The problem of plastic pollution in the marine environment has become quite popular over the last few years, thanks to many great people out there, who have opened their eyes and hearts, and raised their voices to increase awareness. NGOs, private initiatives and even politics have taken action and reached out to the people. More and more people finally know, plastic is a huge problem for our environment and for all living things. Although it’s difficult to bear, we have to accept that our consumption habits and our careless behavior destroy the very base we are all depending on. In case of plastic pollution, the talk is often about single-use plastics, like straws, plastic bottles or plastics bags… what most people don’t think of is the problem of pollution through cigarette butts.

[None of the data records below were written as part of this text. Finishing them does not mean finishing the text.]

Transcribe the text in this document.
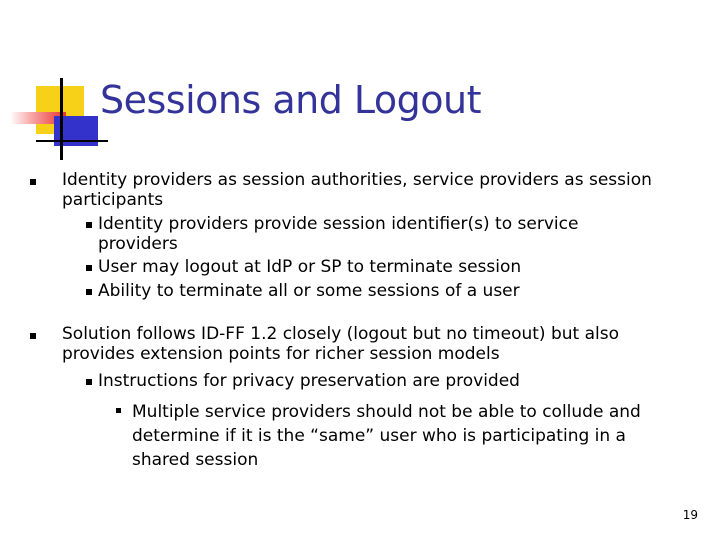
Sessions and Logout
Identity providers as session authorities, service providers as session participants
Identity providers provide session identifier(s) to service providers
User may logout at IdP or SP to terminate session
Ability to terminate all or some sessions of a user
Solution follows ID-FF 1.2 closely (logout but no timeout) but also provides extension points for richer session models
Instructions for privacy preservation are provided
Multiple service providers should not be able to collude and determine if it is the “same” user who is participating in a shared session
19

This is astonishing, since it is the most found litter item worldwide. They contain many toxins and are often made from non-biodegradable plastics and pollute millions of liters of water when carelessly dropped on the ground. In 2009 it was estimated that more than 3 million cigarettes or cigarette butts were collected from marine and freshwater habitats globally. Each of them containing more than 100 chemicals, many of which are highly toxic to living organisms.
Realizing this made me want to change something about this!
I created my very own and first campaign called “pock it – don’t drop it“ (https://buttcampaign.wixsite.com/website). What I often feel is that there are many people out there who want to become active, but often don’t really know how to start (I used to have this problem myself). This inspired me to create my website, with which I want to inform people about the problems regarding cigarette butt litter and provide ideas and inspiration of how to get involved (check out my “take action“ section).
I have also created a “spot of hope“ (inspired by Sylvia Earle´s campaign) around my house at Praia de Faro, Portugal, where I frequently collect cigarette butts and have installed an ashtray made from an old container next to which I put my campaign flyer. It is always great to see people stop by, read my words and to hear them talk about the issue. It is my way of providing a place to put the butts, so that there is really no excuse to drop it on the ground and to spread the word. I also distributed flyers around the local bars and coffee places and want to start a few pilot ashtray box installations with them soon.
I hope to reach some people with my campaign! Together we can make this a bigger movement, create more spots of hope and spread the message!